For the poor, copulation is obligatory (hence a nullified right — a non-choice)! And it is hardly individualistic since it requires the cooperation of another individual.  Reproduction is for the working people a social act and becomes an individual right only to the extent that individuals do not participate in it. 

Participation is forfeiture of this right.  Hence, in principle a woman has no right over a man, or, over the child once she becomes part of this process.  (It must be pointed out in this regard that legal abortion is not a matter of “choice” but state-sanctioned genocide.  Child support orders are not matters of “women’s right to choose.” (For what are women choosing outside of impoverishing the lives of those who are closest to them?) Child support is an imposition of the state, a machination to confiscate the workingman’s wages and further impoverish him.) The idea that the working class woman can choose what to do with her body is inconsistent with the fact that the body of the worker (man or woman) is both an instrument of production and a commodity.  The workers in the factories and offices are merely extensions of the equipment in these corporate environs, therefore, instruments of production.  Workers are even more dispensable than the equipment!  They are bought and sold on the labor market in much the same way as bread and cheese are bought and sold.  Hence, they are commodities.

The actions of the working people are determined not by choice but by necessity.  Necessity is the driving force behind the decisions that poor people make.  Rich women are pro-choice because in a practical sense they can make choices.  Workingwomen have to yield to necessity.  The feminist movement is interested in “rights” (read choices) and privileges, which are buttressed on consumerist notions.  The movement’s organizational and agitational efforts are not directed to realize social equity. 

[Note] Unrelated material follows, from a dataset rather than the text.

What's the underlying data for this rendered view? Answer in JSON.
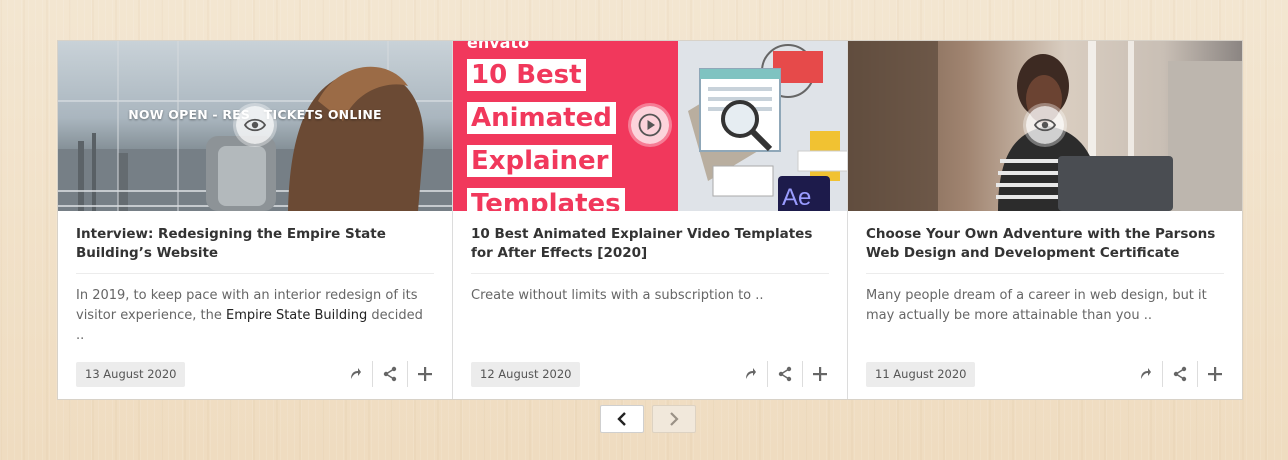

The feminists participate in the putrid political process and utilize the existing machinery of the state to intensify the oppression of working people, especially Black and Hispanic males. In this regard it can be seen that the American feminist are both racist and sexist.  The feminist revolt is one of privileged women demanding and receiving a stake in the oppression of the unprivileged of society.  The public alliance with women across the class line is an incredible fiction which provides a smokescreen for the wives and sisters of the men of the governing elite to beat up on working class males who are scapegoats for every social ill that the elite can think up.  Feminism is a philosophy, which is subversive to the interest of the working class.  It divides along gender lines and stokes and encourages conflicts at all levels. The idea of inequality between genders has meaning only in the ivory towers.  The working people are equalized by the commoditization of labor, and by extension, of their persons.  Persons whose labor commands $8.50 per hour do not have to philosophize about equality. Their equality is codified in their price.  This realization has been with Black People for centuries.  The female slave who fetched $300.00 on the auction block was in no doubt of her equality to the male slave who fetched the same price and stood daily in the cotton, or, cane rows beside her.  Price is now, as then, the definitive equalizer. So the notion of equality does not adhere to gender lines. (All women are not equal.)  The notion of equality traverses these, as it does race, and find qualitative expression in deep social relations, which cannot be resolved by a concoction of rights and privileges.  The “right” of the workingman and woman to exercise power over each other is totally absurd.  True equality and justice for working people will come only from conscious cooperation.  The “reproductive right” should be repudiated and the divisive feminist agenda counteracted by a non-gender platform. 

This is a precondition for the redemption of the working class “family” and especially for the host of marginalized and alienated African and Hispanic males (including the children) whose daily lives constitute a struggle for survival.  It is time to take a stand against criminalization of masculinity in America.  Time to send a clear message to the American Feminist Movement and their political cronies that we will not be divided, man against woman!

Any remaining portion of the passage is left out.